Similar to national trends, white and Asian respondents expressed strong confidence in the vaccine, while those identifying as Black or Hispanic lagged in enthusiasm.

When you look at the picture along income lines, those making $100,000 or more annually were more likely to support vaccination. There is more hesitancy among New Yorkers making $50,000 or less.

But ultimately, Newall says there is one indicator that trumps all the rest when it comes to who is or will likely be vaccinated against the coronavirus, particularly when you factor in likely voters.

“I think it basically boils down to both in New York and nationwide,” Newall said, “getting vaccinated has become a highly politically charged issue. And your partisan affiliation tends to be the biggest driver of likelihood to get vaccinated, much more so than traditional characteristics that could influence your health decisions like education level or income.”

Former city Health Commissioner Dr. Mary Bassett says she is optimistic about those still on the fence.

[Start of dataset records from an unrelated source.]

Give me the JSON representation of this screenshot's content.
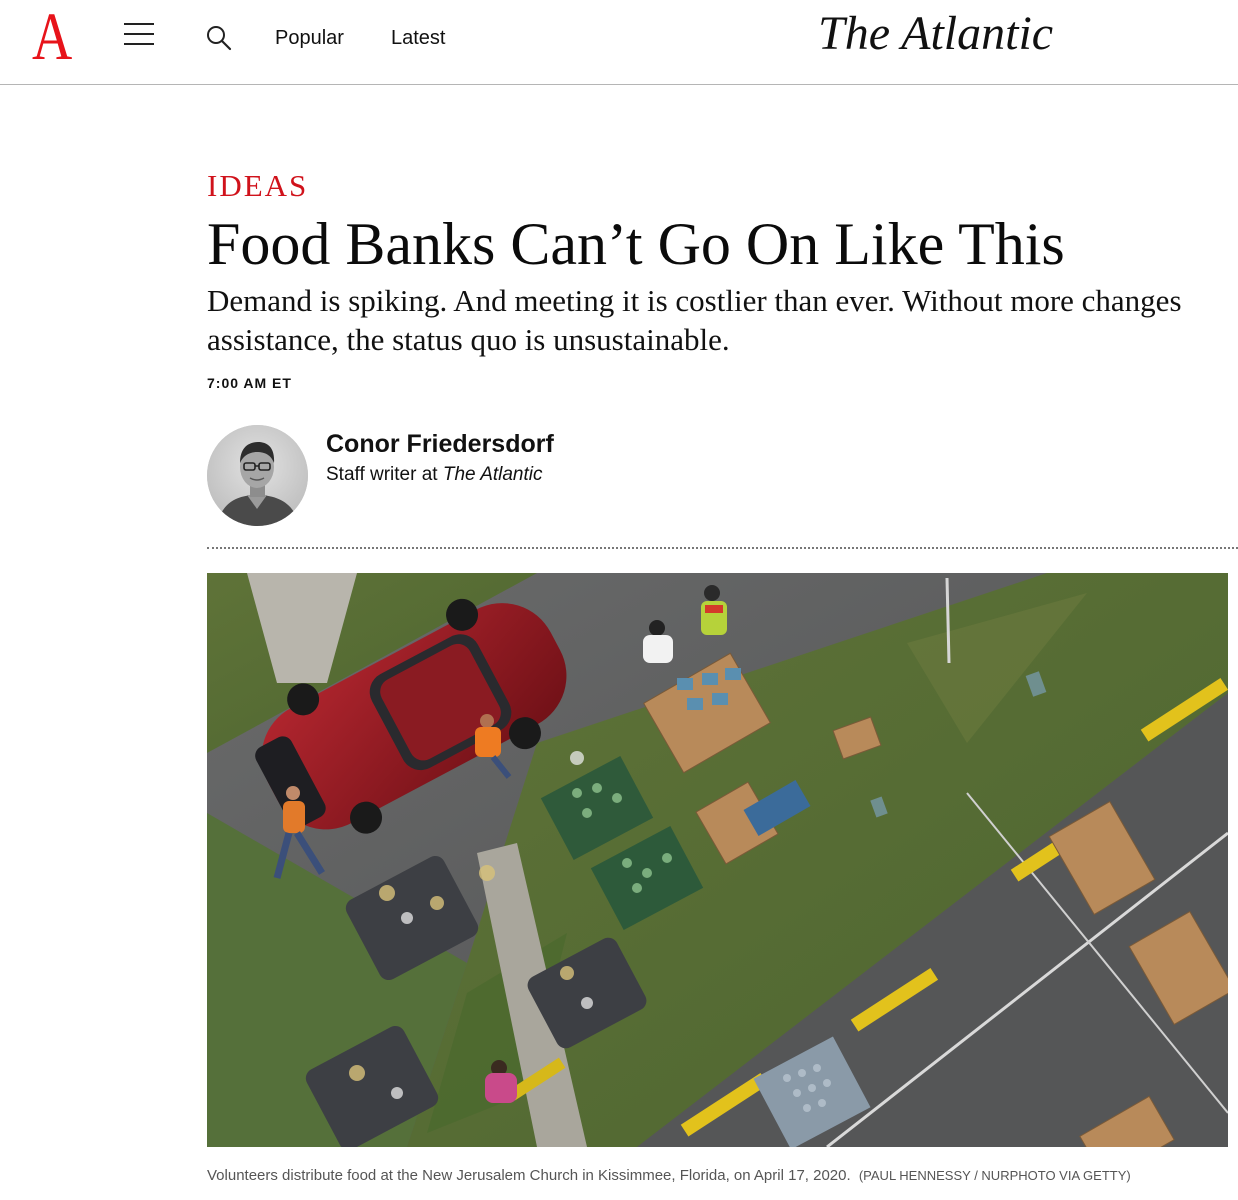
{
  "header": {
    "logo_letter": "A",
    "nav": {
      "popular": "Popular",
      "latest": "Latest"
    },
    "wordmark": "The Atlantic",
    "icons": [
      "menu-icon",
      "search-icon"
    ]
  },
  "article": {
    "rubric": "IDEAS",
    "headline": "Food Banks Can’t Go On Like This",
    "dek": "Demand is spiking. And meeting it is costlier than ever. Without more changes to assistance, the status quo is unsustainable.",
    "dek_visible": "Demand is spiking. And meeting it is costlier than ever. Without more changes assistance, the status quo is unsustainable.",
    "timestamp": "7:00 AM ET"
  },
  "author": {
    "name": "Conor Friedersdorf",
    "role_prefix": "Staff writer at",
    "role_publication": "The Atlantic"
  },
  "hero": {
    "caption": "Volunteers distribute food at the New Jerusalem Church in Kissimmee, Florida, on April 17, 2020.",
    "credit": "(PAUL HENNESSY / NURPHOTO VIA GETTY)"
  },
  "colors": {
    "brand_red": "#e7131a",
    "rubric_red": "#d0121b",
    "text": "#111111",
    "caption": "#555555"
  }
}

“We have a higher proportion of people vaccinated, and that's in line with the national figures. We have fewer people saying that they're never going to get it. I put the category of the ‘not sure, haven't got a plan’ in the wait-and-see category,” said Bassett.

Dr. Bassett now serves as the director of Harvard University’s FXB Center for Health and Human Rights. She says too much weight has been placed on hesitancy among Black and Hispanic Americans.

“I am a little concerned that the vaccine hesitancy among people of color has been overplayed,” Bassett said, pointing to national polling showing greater hesitancy among white, conservative Trump supporters. “In many, many cases, I know, speaking from my own family and from the shift in the numbers that we've seen, the real problem was that it was just really hard to get an appointment to get vaccinated and that that's being addressed. And the numbers are showing it.”

Ultimately, Bassett says getting more people vaccinated, reaching herd immunity and achieving a safe, new normal means changing the message, particularly for those who no longer trust the nation’s scientific leaders.

“I think showing respect for the concerns that people have, giving them a chance to ask the questions they have and treat them as valid concerns, that is part of what we have to do instead of making people feel like they're stupid, ‘You don't understand science,’ ‘We’re the scientists, listen to us.’ That has been lost,” Bassett said. “And also, we need to make it clear that it's OK to look at the data and change your mind.”